Grimm and his colleagues with the Master Gardeners group will be on hand at the Camellia Stroll to sell camellias that they have propagated and to answer questions as visitors guide themselves through the 2-acre tract of land.

“We will have probably about 200 plants for sale, most of them for about $30 each or four for $100,” Grimm said. “Some will be ones that you can find in nurseries, but many of them will be ones that you can’t.
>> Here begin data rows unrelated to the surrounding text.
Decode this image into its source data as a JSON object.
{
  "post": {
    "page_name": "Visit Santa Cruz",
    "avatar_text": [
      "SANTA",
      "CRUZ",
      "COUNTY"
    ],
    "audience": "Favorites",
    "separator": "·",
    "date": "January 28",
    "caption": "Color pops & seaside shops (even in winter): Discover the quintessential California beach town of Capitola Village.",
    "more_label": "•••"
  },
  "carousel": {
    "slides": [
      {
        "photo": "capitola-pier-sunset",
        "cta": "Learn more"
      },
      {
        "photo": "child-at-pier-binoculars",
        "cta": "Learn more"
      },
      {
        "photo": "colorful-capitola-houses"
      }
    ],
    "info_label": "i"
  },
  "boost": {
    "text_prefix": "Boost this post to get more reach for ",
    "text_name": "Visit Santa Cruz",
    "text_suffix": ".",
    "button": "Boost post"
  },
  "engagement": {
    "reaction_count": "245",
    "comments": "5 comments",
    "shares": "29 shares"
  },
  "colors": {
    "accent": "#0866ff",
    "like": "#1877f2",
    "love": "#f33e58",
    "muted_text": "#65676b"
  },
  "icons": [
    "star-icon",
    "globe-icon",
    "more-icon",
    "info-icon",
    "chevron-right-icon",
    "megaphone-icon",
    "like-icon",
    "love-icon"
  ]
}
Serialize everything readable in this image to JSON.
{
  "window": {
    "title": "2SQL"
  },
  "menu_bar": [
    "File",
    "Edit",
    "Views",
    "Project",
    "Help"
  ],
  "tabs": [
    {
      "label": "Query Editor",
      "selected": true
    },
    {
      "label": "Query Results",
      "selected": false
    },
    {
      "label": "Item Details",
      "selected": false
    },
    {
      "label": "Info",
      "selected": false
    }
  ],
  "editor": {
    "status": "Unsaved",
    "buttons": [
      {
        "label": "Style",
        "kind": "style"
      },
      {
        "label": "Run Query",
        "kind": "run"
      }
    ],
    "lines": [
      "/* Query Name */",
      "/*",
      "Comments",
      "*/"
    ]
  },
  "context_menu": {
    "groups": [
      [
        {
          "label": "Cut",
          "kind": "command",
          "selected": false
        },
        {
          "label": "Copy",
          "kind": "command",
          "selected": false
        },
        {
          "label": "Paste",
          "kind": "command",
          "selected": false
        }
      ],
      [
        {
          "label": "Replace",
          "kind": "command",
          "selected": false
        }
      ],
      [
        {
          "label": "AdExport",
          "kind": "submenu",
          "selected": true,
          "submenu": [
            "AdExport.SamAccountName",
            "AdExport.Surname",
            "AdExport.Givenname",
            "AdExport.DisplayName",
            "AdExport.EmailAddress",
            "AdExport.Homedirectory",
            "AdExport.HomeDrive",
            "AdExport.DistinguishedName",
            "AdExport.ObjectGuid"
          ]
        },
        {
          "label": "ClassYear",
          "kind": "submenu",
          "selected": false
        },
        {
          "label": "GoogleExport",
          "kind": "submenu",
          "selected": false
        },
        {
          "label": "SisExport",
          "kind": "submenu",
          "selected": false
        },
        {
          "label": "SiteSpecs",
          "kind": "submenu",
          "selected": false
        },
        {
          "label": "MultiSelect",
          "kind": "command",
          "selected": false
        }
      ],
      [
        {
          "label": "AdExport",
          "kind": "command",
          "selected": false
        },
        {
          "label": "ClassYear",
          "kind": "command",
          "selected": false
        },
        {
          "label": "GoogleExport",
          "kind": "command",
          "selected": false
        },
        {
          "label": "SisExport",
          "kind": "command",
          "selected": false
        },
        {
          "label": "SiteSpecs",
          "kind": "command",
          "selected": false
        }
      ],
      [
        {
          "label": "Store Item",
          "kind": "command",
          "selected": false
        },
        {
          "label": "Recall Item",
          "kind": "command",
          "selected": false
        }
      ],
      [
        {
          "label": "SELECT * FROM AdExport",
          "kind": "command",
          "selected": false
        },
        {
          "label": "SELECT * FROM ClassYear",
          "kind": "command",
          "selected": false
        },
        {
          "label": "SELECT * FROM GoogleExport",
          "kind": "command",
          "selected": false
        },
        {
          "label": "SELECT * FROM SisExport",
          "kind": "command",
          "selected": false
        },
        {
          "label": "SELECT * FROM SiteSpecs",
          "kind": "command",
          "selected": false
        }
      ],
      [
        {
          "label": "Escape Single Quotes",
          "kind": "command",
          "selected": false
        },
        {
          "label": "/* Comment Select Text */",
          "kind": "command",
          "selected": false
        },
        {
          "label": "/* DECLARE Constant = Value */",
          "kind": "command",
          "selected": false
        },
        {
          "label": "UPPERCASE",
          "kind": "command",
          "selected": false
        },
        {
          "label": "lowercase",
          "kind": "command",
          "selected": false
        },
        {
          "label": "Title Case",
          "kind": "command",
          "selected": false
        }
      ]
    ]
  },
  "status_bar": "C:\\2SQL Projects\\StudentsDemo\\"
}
I can guarantee you will never find Alaska Belle or Starlet at a plant nursery, but we will have them.”

A passion for purple will be a highlight of this year’s camellia sale, according to Grimm, because of the sensation they created at last year’s annual event.

“We’ll have ‘Purple Dawn,’ which is easy to find in nurseries, but also ‘Purple Swirl’ and ‘Purple Girl,’ two varieties that are not,” Grimm said. “The most interesting might be William Penn.”

According to Grimm, William Penn blooms red and white for its first five or six years of life. But something magical happens once its roots have matured and reach down deep enough to encounter the layer of red clay that underlies the soil.

“That’s when the red switches to purple and it starts blooming purple and white,” he explained.

Walter F. “Hody” Wilson was the superintendent of the Research Station from 1936 to 1975. He was an internationally known camellia breeder who crossed many varieties, resulting in many hybrids. Some of the plants he created were released publicly, but he deemed others unworthy.

“That’s why there are so many one-of-a-kind specimens in the garden,” explained Bracy. “If you think about how long ago they were planted, you realize what resilient plants they are. They won’t live forever, but they have stood the test of time for many decades now.”